For many New Yorkers, it simply isn’t the holiday season until the lights dim at Lincoln Center, the celesta rings out, and the Sugarplum Fairy floats onstage. George Balanchine’s The Nutcracker has become a quintessential NYC holiday tradition–drawing tens of thousands of families each year–but the very first New York City Ballet performance in 1954 was almost nothing like the lavish spectacle we know today.
In fact, Balanchine’s debut version was smaller, moodier, more mysterious, and far closer to the dark 19th-century tale that inspired it.
As the production has hit a milestone 70 years on the NYCB stage, here’s the fascinating story of how The Nutcracker arrived in New York–and how Balanchine’s early vision reshaped a global holiday phenomenon.

A Holiday Staple With Surprisingly Mysterious Roots
Before it became a glittering holiday ballet, The Nutcracker began in 1816 as a far darker story: E.T.A. Hoffmann’s The Nutcracker and the Mouse King.
Hoffmann’s version included everything from creepy transformations to a mouse queen’s curse and a Nutcracker who was far more hideous than charming. The story was later mellowed out by Alexandre Dumas in 1844–turning Marie into “Clara” and making the tale more whimsical–which became the basis for the 1892 ballet at the Imperial Mariinsky Theatre in St. Petersburg.
George Balanchine grew up performing in that very production, dancing as mice, toy soldiers, and eventually the Nutcracker Prince himself, before he eventually moved to the U.S. and co-founded the New York City Ballet.

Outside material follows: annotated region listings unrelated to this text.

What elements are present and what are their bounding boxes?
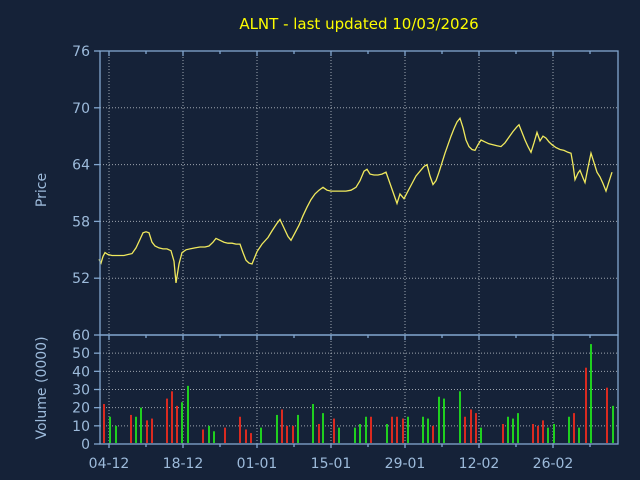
xtick-label: 12-02 [459, 456, 500, 472]
chart-title: ALNT - last updated 10/03/2026 [239, 15, 478, 33]
price-ytick-label: 76 [72, 44, 90, 60]
xtick-label: 15-01 [311, 456, 352, 472]
price-line [98, 116, 613, 284]
xtick-label: 04-12 [89, 456, 130, 472]
volume-ytick-label: 40 [72, 364, 90, 380]
volume-ytick-label: 0 [81, 437, 90, 453]
volume-axis-title: Volume (0000) [34, 336, 50, 439]
volume-ytick-label: 20 [72, 401, 90, 417]
xtick-label: 18-12 [163, 456, 204, 472]
price-axis-title: Price [34, 173, 50, 207]
xtick-label: 29-01 [385, 456, 426, 472]
volume-ytick-label: 30 [72, 383, 90, 399]
axis-labels: 76 70 64 58 52 60 50 40 30 20 10 0 04-12 18-12 01-01 15… [34, 44, 573, 472]
volume-ytick-label: 50 [72, 346, 90, 362]
price-ytick-label: 58 [72, 214, 90, 230]
price-ytick-label: 64 [72, 158, 90, 174]
price-ytick-label: 52 [72, 271, 90, 287]
xtick-label: 01-01 [237, 456, 278, 472]
price-ytick-label: 70 [72, 101, 90, 117]
price-panel-frame [99, 50, 619, 336]
volume-ytick-label: 60 [72, 328, 90, 344]
xtick-label: 26-02 [533, 456, 574, 472]
volume-ytick-label: 10 [72, 419, 90, 435]
chart-series [98, 116, 614, 443]
axes-frame [94, 50, 619, 448]
gridlines [100, 51, 618, 444]
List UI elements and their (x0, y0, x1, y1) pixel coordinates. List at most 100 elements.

NYCB’s First Nutcracker In 1954 Was A Bold Experiment
When New York City Ballet first staged its own full-length Nutcracker on February 2, 1954 at City Center, American audiences weren’t very familiar with the ballet. Naturally, Balanchine ran with this.
Rather than simply adapting the Russian version he grew up with, he returned to the original source material, restoring moments from Hoffmann’s story that most productions had removed. This meant:
- Marie was given her original last name, Stahlbaum, a nod to Hoffmann’s more symbolic storytelling
- Elements of the plot carried a slightly darker undertone, hinting at the eerie magic and surreal transformations that defined the novella
- The production was visually minimal, with cloud-like sets, a small growing tree, and a more dreamlike, mysterious quality
- Angels and characters looked entirely different from their modern counterparts, with simple, older costumes, limited space, and hand-painted backdrops
Though many would say it was charming, the first production was far from the spectacle people are used to today.

A Version That Looked Almost Nothing Like Today’s NYC Holiday Spectacle
As it turns out, NYCB’s original 1954 performance wasn’t just moodier–it was also restricted by the small City Center stage and a limited budget.
Compared to today’s spectacle, the 1954 version differed in various ways, some of which included the growing Christmas tree being shorter and far less dramatic–today it weighs one-ton and stands 41 feet tall, and simpler Sugarplum Fairy costumes–the same tutu was worn for the entire act.
Even the choreography was different. Balanchine restored cuts to Tchaikovsky’s original score and rebalanced scenes to align more closely with the earliest versions of the ballet.

In 1964, The Nutcracker Transformed Into The Version NYC Knows Today
The true transformation came a decade later when NYCB moved to the newly built New York State Theater (now the David H. Koch Theater). The 1964 redesign introduced:
- Rouben Ter-Arutunian’s massive new sets, including towering pines and 50 pounds of snow each night
- Karinska’s now-iconic costumes, such as Sugarplum’s signature pink-and-green dual looks
- A reimagined Coffee solo, choreographed for the statuesque Gloria Govrin
- The famous 41-foot Christmas tree, engineered to grow in real time
- The smallest angels ever, played by NYCB’s tiniest SAB students–a Balanchine tradition meant to give children an entry point onto the stage
This was the moment The Nutcracker evolved into the beloved family tradition that defines New York’s holiday season today.
70 Years Later, It’s Still The Most Magical Show In NYC
Today’s production is one of the most ambitious theatrical ballets in the country, with 90 dancers, 62 musicians, 40 stagehands, and more than 125 children bringing the world of Marie Stahlbaum, the Prince, and the Sugarplum Fairy to life each year.
For New Yorkers, it has grown into something much bigger: a shared holiday memory, a multigenerational ritual, and one of the city’s most magical annual traditions.